Crash between Earth and forming planet gave birth to Moon: Research


Crash between Earth and forming planet gave birth to Moon: Research

It is not something new, scientists had already been aware about this high-speed crash, which occurred nearly 4.5 billion years ago, but many thought the Earth collided with Theia at an angle of 45 degrees or more. However, the new study found evidence that suggests a head-on collision, according to the website Space.

According to the researchers, seven rocks brought back from the moon during the Apollo missions were compared with volcanic Earth mantle rocks - and by measuring the count of oxygen isotopes found in the studied material, the UCLA team found matches between the specimens.

Professor Young's research, which employed state-of-the-art technology and techniques, disproved that.

"We do not notice any distinction between your Planetis and also the oxygen isotopes in the moon; they truly are not distinguishable", said Edward Young, a UCLA teacher of cosmochemistry and geochemistry along with cause writer. The overwhelming majority of Earth's oxygen is referred to as O-16 oxygen, because every atom contains eight protons and eight neutrons, but there are trace amounts of heavier oxygen isotopes. Mars and other planetary bodies each have a different ratio, making it a unique marker.

The findings contradict a 2014 German study that the lunar rocks would have a unique ratio of oxygen isotopes, different from those on Earth.

Astronomers had previously theorized about such a catastrophic event but the new research from the studied rocks showcase that the moon and Earth have similar chemical signatures that differentiate them from other heavenly bodies.

Edward Young and his team at the University of California said the orthodox belief on the origins of Earth and the Moon - that a smaller planet, Theia, grazed the Earth and send a chunk into Earth's orbit - was false.

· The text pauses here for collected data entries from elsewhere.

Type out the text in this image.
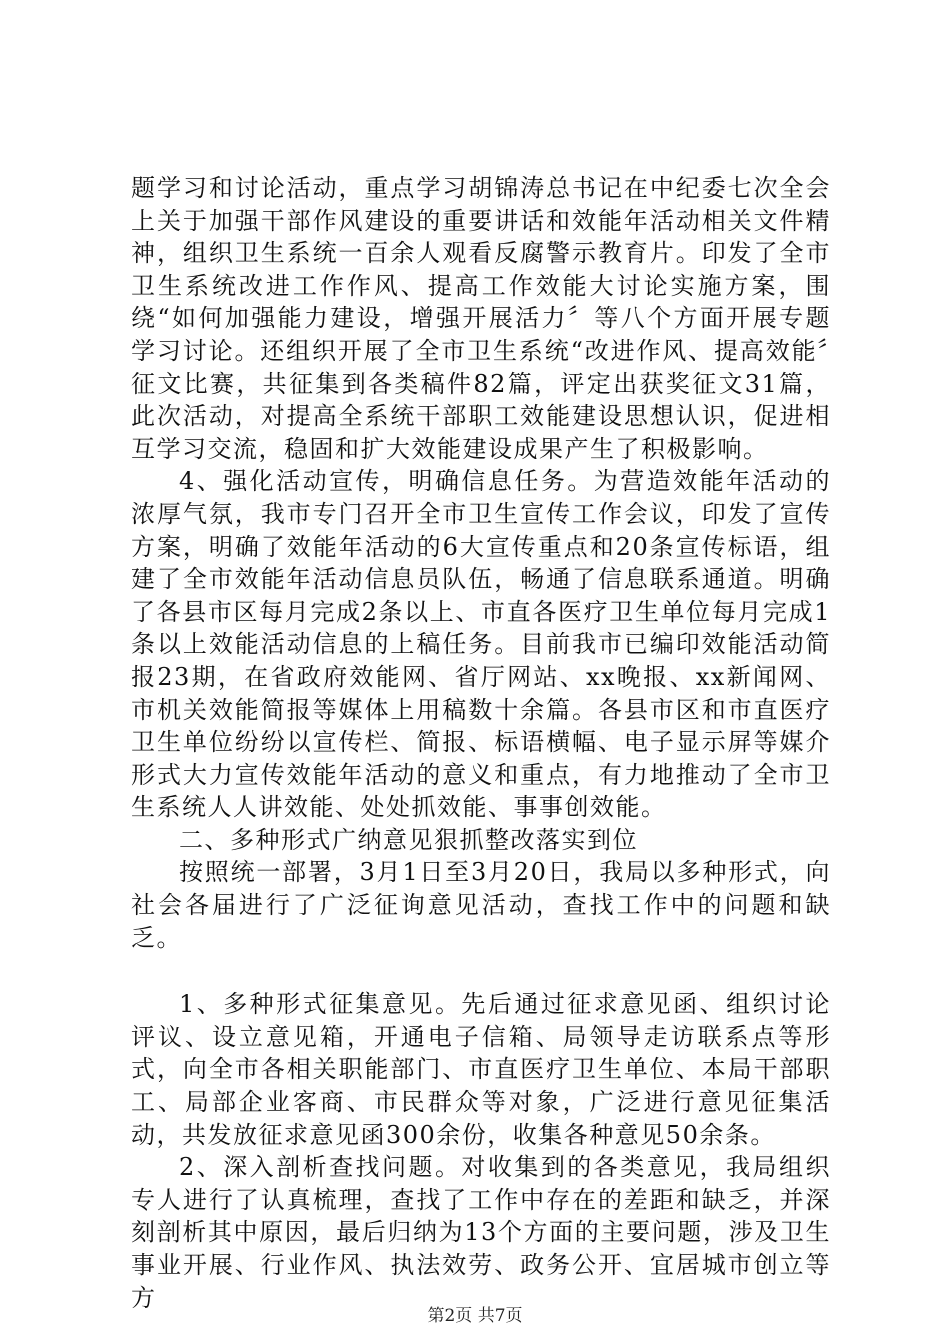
题学习和讨论活动，重点学习胡锦涛总书记在中纪委七次全会上关于加强干部作风建设的重要讲话和效能年活动相关文件精神，组织卫生系统一百余人观看反腐警示教育片。印发了全市卫生系统改进工作作风、提高工作效能大讨论实施方案，围绕“如何加强能力建设，增强开展活力〞等八个方面开展专题学习讨论。还组织开展了全市卫生系统“改进作风、提高效能〞征文比赛，共征集到各类稿件82篇，评定出获奖征文31篇，此次活动，对提高全系统干部职工效能建设思想认识，促进相互学习交流，稳固和扩大效能建设成果产生了积极影响。

4、强化活动宣传，明确信息任务。为营造效能年活动的浓厚气氛，我市专门召开全市卫生宣传工作会议，印发了宣传方案，明确了效能年活动的6大宣传重点和20条宣传标语，组建了全市效能年活动信息员队伍，畅通了信息联系通道。明确了各县市区每月完成2条以上、市直各医疗卫生单位每月完成1条以上效能活动信息的上稿任务。目前我市已编印效能活动简报23期，在省政府效能网、省厅网站、xx晚报、xx新闻网、市机关效能简报等媒体上用稿数十余篇。各县市区和市直医疗卫生单位纷纷以宣传栏、简报、标语横幅、电子显示屏等媒介形式大力宣传效能年活动的意义和重点，有力地推动了全市卫生系统人人讲效能、处处抓效能、事事创效能。

二、多种形式广纳意见狠抓整改落实到位

按照统一部署，3月1日至3月20日，我局以多种形式，向社会各届进行了广泛征询意见活动，查找工作中的问题和缺乏。

1、多种形式征集意见。先后通过征求意见函、组织讨论评议、设立意见箱，开通电子信箱、局领导走访联系点等形式，向全市各相关职能部门、市直医疗卫生单位、本局干部职工、局部企业客商、市民群众等对象，广泛进行意见征集活动，共发放征求意见函300余份，收集各种意见50余条。

2、深入剖析查找问题。对收集到的各类意见，我局组织专人进行了认真梳理，查找了工作中存在的差距和缺乏，并深刻剖析其中原因，最后归纳为13个方面的主要问题，涉及卫生事业开展、行业作风、执法效劳、政务公开、宜居城市创立等方

第2页 共7页
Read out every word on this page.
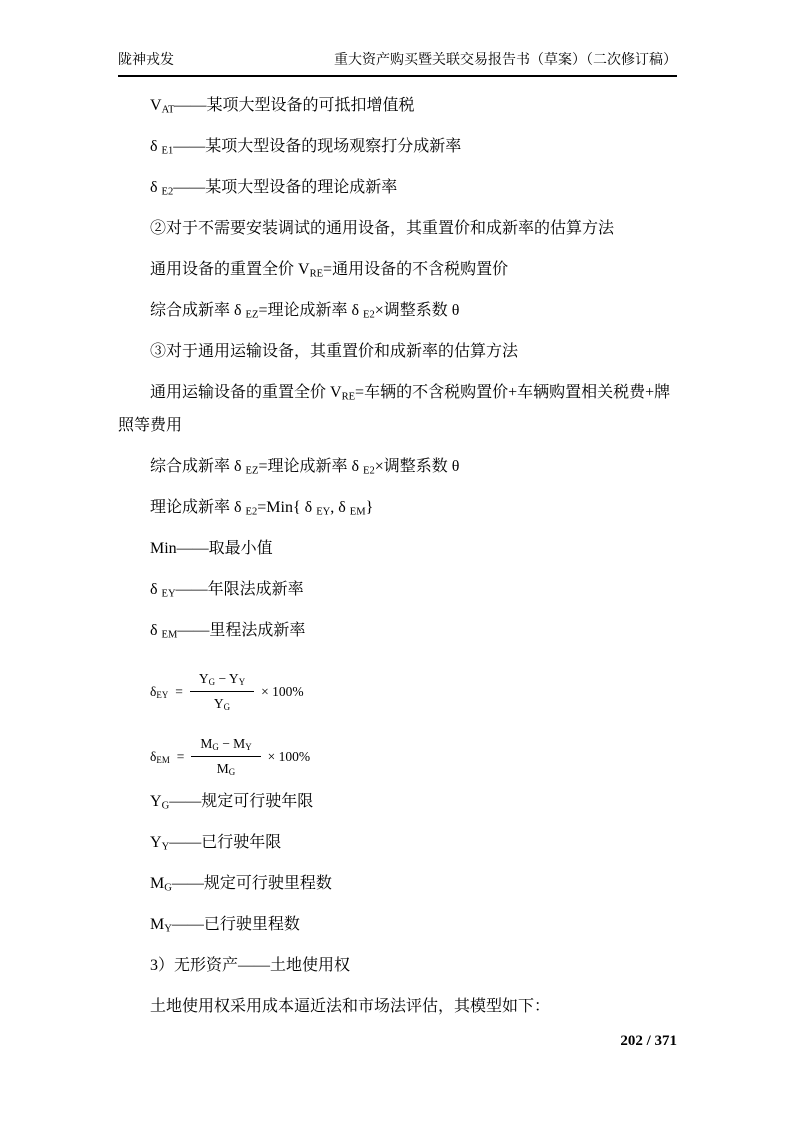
陇神戎发	重大资产购买暨关联交易报告书（草案）（二次修订稿）

$V_{AT}——$某项大型设备的可抵扣增值税

δ $_{E1}$——某项大型设备的现场观察打分成新率

δ $_{E2}$——某项大型设备的理论成新率

②对于不需要安装调试的通用设备，其重置价和成新率的估算方法

通用设备的重置全价 $V_{RE}=$通用设备的不含税购置价

综合成新率 δ $_{EZ}$=理论成新率 δ $_{E2}$×调整系数 θ

③对于通用运输设备，其重置价和成新率的估算方法

通用运输设备的重置全价 $V_{RE}=$车辆的不含税购置价+车辆购置相关税费+牌照等费用

综合成新率 δ $_{EZ}$=理论成新率 δ $_{E2}$×调整系数 θ

理论成新率 δ $_{E2}$=Min{ δ $_{EY}$, δ $_{EM}$}

Min——取最小值

δ $_{EY}$——年限法成新率

δ $_{EM}$——里程法成新率

$\delta_{EY} = \frac{Y_G - Y_Y}{Y_G} \times 100\%$

$\delta_{EM} = \frac{M_G - M_Y}{M_G} \times 100\%$

$Y_G——$规定可行驶年限

$Y_Y——$已行驶年限

$M_G——$规定可行驶里程数

$M_Y——$已行驶里程数

3）无形资产——土地使用权

土地使用权采用成本逼近法和市场法评估，其模型如下：

202 / 371
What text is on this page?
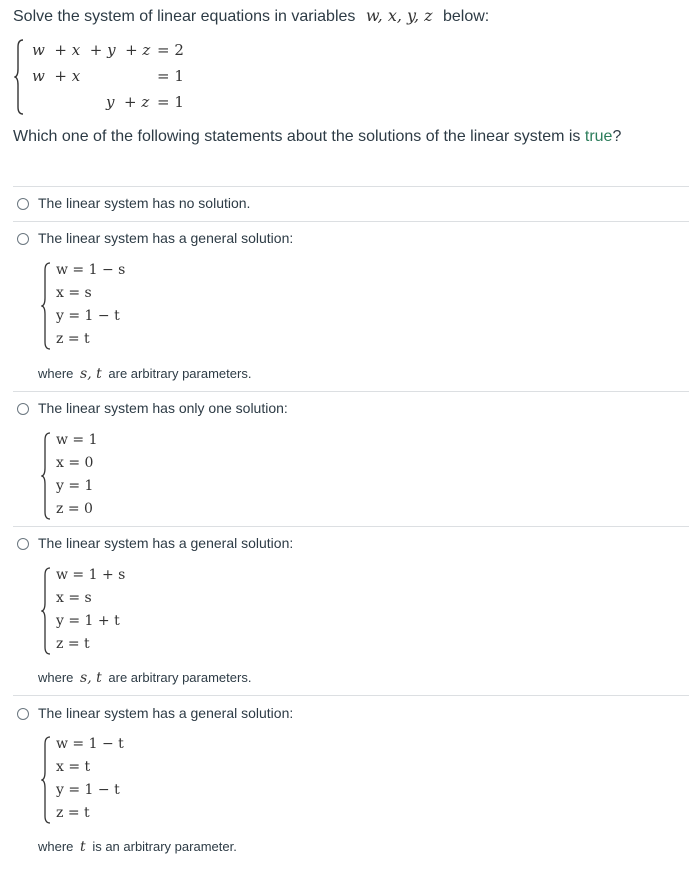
Solve the system of linear equations in variables w, x, y, z below:
w  + x  + y  + z = 2
w  + x	= 1
y  + z = 1
Which one of the following statements about the solutions of the linear system is true?
The linear system has no solution.
The linear system has a general solution:
w = 1 − s
x = s
y = 1 − t
z = t
where s, t are arbitrary parameters.
The linear system has only one solution:
w = 1
x = 0
y = 1
z = 0
The linear system has a general solution:
w = 1 + s
x = s
y = 1 + t
z = t
where s, t are arbitrary parameters.
The linear system has a general solution:
w = 1 − t
x = t
y = 1 − t
z = t
where t is an arbitrary parameter.
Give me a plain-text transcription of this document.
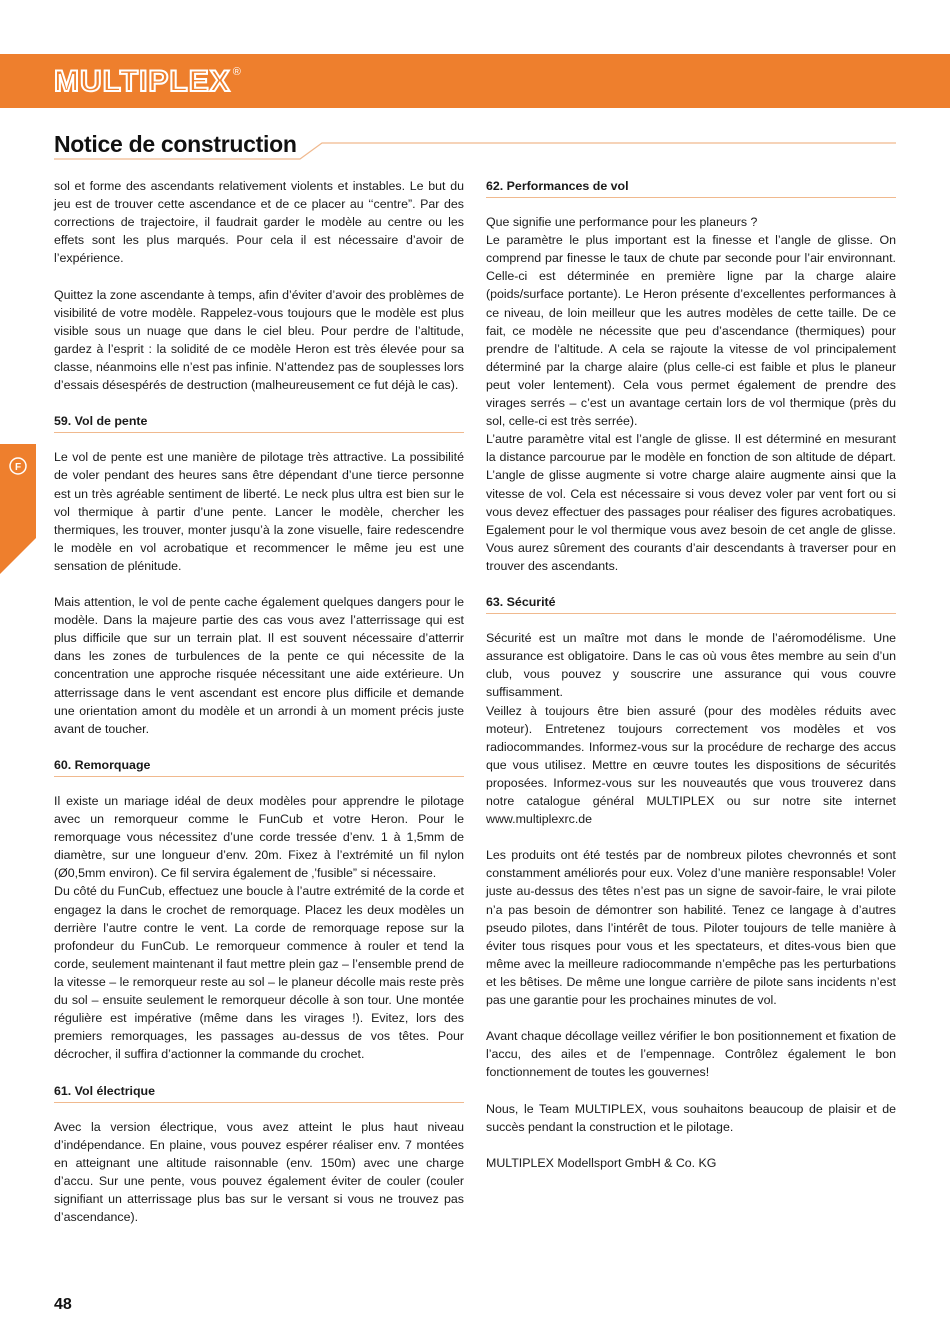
MULTIPLEX ®
Notice de construction
F

sol et forme des ascendants relativement violents et instables. Le but du jeu est de trouver cette ascendance et de ce placer au ‘‘centre”. Par des corrections de trajectoire, il faudrait garder le modèle au centre ou les effets sont les plus marqués. Pour cela il est nécessaire d’avoir de l’expérience.

Quittez la zone ascendante à temps, afin d’éviter d’avoir des problèmes de visibilité de votre modèle. Rappelez-vous toujours que le modèle est plus visible sous un nuage que dans le ciel bleu. Pour perdre de l’altitude, gardez à l’esprit : la solidité de ce modèle Heron est très élevée pour sa classe, néanmoins elle n’est pas infinie. N’attendez pas de souplesses lors d’essais désespérés de destruction (malheureusement ce fut déjà le cas).

59. Vol de pente

Le vol de pente est une manière de pilotage très attractive. La possibilité de voler pendant des heures sans être dépendant d’une tierce personne est un très agréable sentiment de liberté. Le neck plus ultra est bien sur le vol thermique à partir d’une pente. Lancer le modèle, chercher les thermiques, les trouver, monter jusqu’à la zone visuelle, faire redescendre le modèle en vol acrobatique et recommencer le même jeu est une sensation de plénitude.

Mais attention, le vol de pente cache également quelques dangers pour le modèle. Dans la majeure partie des cas vous avez l’atterrissage qui est plus difficile que sur un terrain plat. Il est souvent nécessaire d’atterrir dans les zones de turbulences de la pente ce qui nécessite de la concentration une approche risquée nécessitant une aide extérieure. Un atterrissage dans le vent ascendant est encore plus difficile et demande une orientation amont du modèle et un arrondi à un moment précis juste avant de toucher.

60. Remorquage

Il existe un mariage idéal de deux modèles pour apprendre le pilotage avec un remorqueur comme le FunCub et votre Heron. Pour le remorquage vous nécessitez d’une corde tressée d’env. 1 à 1,5mm de diamètre, sur une longueur d’env. 20m. Fixez à l’extrémité un fil nylon (Ø0,5mm environ). Ce fil servira également de ‚’fusible” si nécessaire.

Du côté du FunCub, effectuez une boucle à l’autre extrémité de la corde et engagez la dans le crochet de remorquage. Placez les deux modèles un derrière l’autre contre le vent. La corde de remorquage repose sur la profondeur du FunCub. Le remorqueur commence à rouler et tend la corde, seulement maintenant il faut mettre plein gaz – l’ensemble prend de la vitesse – le remorqueur reste au sol – le planeur décolle mais reste près du sol – ensuite seulement le remorqueur décolle à son tour. Une montée régulière est impérative (même dans les virages !). Evitez, lors des premiers remorquages, les passages au-dessus de vos têtes. Pour décrocher, il suffira d’actionner la commande du crochet.

61. Vol électrique

Avec la version électrique, vous avez atteint le plus haut niveau d’indépendance. En plaine, vous pouvez espérer réaliser env. 7 montées en atteignant une altitude raisonnable (env. 150m) avec une charge d’accu. Sur une pente, vous pouvez également éviter de couler (couler signifiant un atterrissage plus bas sur le versant si vous ne trouvez pas d’ascendance).

62. Performances de vol

Que signifie une performance pour les planeurs ?

Le paramètre le plus important est la finesse et l’angle de glisse. On comprend par finesse le taux de chute par seconde pour l’air environnant. Celle-ci est déterminée en première ligne par la charge alaire (poids/surface portante). Le Heron présente d’excellentes performances à ce niveau, de loin meilleur que les autres modèles de cette taille. De ce fait, ce modèle ne nécessite que peu d’ascendance (thermiques) pour prendre de l’altitude. A cela se rajoute la vitesse de vol principalement déterminé par la charge alaire (plus celle-ci est faible et plus le planeur peut voler lentement). Cela vous permet également de prendre des virages serrés – c’est un avantage certain lors de vol thermique (près du sol, celle-ci est très serrée).

L’autre paramètre vital est l’angle de glisse. Il est déterminé en mesurant la distance parcourue par le modèle en fonction de son altitude de départ. L’angle de glisse augmente si votre charge alaire augmente ainsi que la vitesse de vol. Cela est nécessaire si vous devez voler par vent fort ou si vous devez effectuer des passages pour réaliser des figures acrobatiques. Egalement pour le vol thermique vous avez besoin de cet angle de glisse. Vous aurez sûrement des courants d’air descendants à traverser pour en trouver des ascendants.

63. Sécurité

Sécurité est un maître mot dans le monde de l’aéromodélisme. Une assurance est obligatoire. Dans le cas où vous êtes membre au sein d’un club, vous pouvez y souscrire une assurance qui vous couvre suffisamment.

Veillez à toujours être bien assuré (pour des modèles réduits avec moteur). Entretenez toujours correctement vos modèles et vos radiocommandes. Informez-vous sur la procédure de recharge des accus que vous utilisez. Mettre en œuvre toutes les dispositions de sécurités proposées. Informez-vous sur les nouveautés que vous trouverez dans notre catalogue général MULTIPLEX ou sur notre site internet www.multiplexrc.de

Les produits ont été testés par de nombreux pilotes chevronnés et sont constamment améliorés pour eux. Volez d’une manière responsable! Voler juste au-dessus des têtes n’est pas un signe de savoir-faire, le vrai pilote n’a pas besoin de démontrer son habilité. Tenez ce langage à d’autres pseudo pilotes, dans l’intérêt de tous. Piloter toujours de telle manière à éviter tous risques pour vous et les spectateurs, et dites-vous bien que même avec la meilleure radiocommande n’empêche pas les perturbations et les bêtises. De même une longue carrière de pilote sans incidents n’est pas une garantie pour les prochaines minutes de vol.

Avant chaque décollage veillez vérifier le bon positionnement et fixation de l’accu, des ailes et de l’empennage. Contrôlez également le bon fonctionnement de toutes les gouvernes!

Nous, le Team MULTIPLEX, vous souhaitons beaucoup de plaisir et de succès pendant la construction et le pilotage.

MULTIPLEX Modellsport GmbH & Co. KG

48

When Earth and Theia crashed into Each other, did the early Earth lose any water it might have had? Most of the scientists believe that the proto-planet Theia was approximately the same size as the Earth.

Had Theia survived the impact, it probably would have become a planet similar in size to either Mars or the Earth, the researchers said. Some of these asteroids may have been rich in water, Prof. Sarah T. Stewart, who teaches at UCDavis' Earth and Planetary Sciences faculty, initially proposed the head-on collision in 2012. Science. 29 Jan 2016: Vol. 351, Issue 6272, pp. 493-496. After this latest study (described above), scientists believe it was a head-on collision.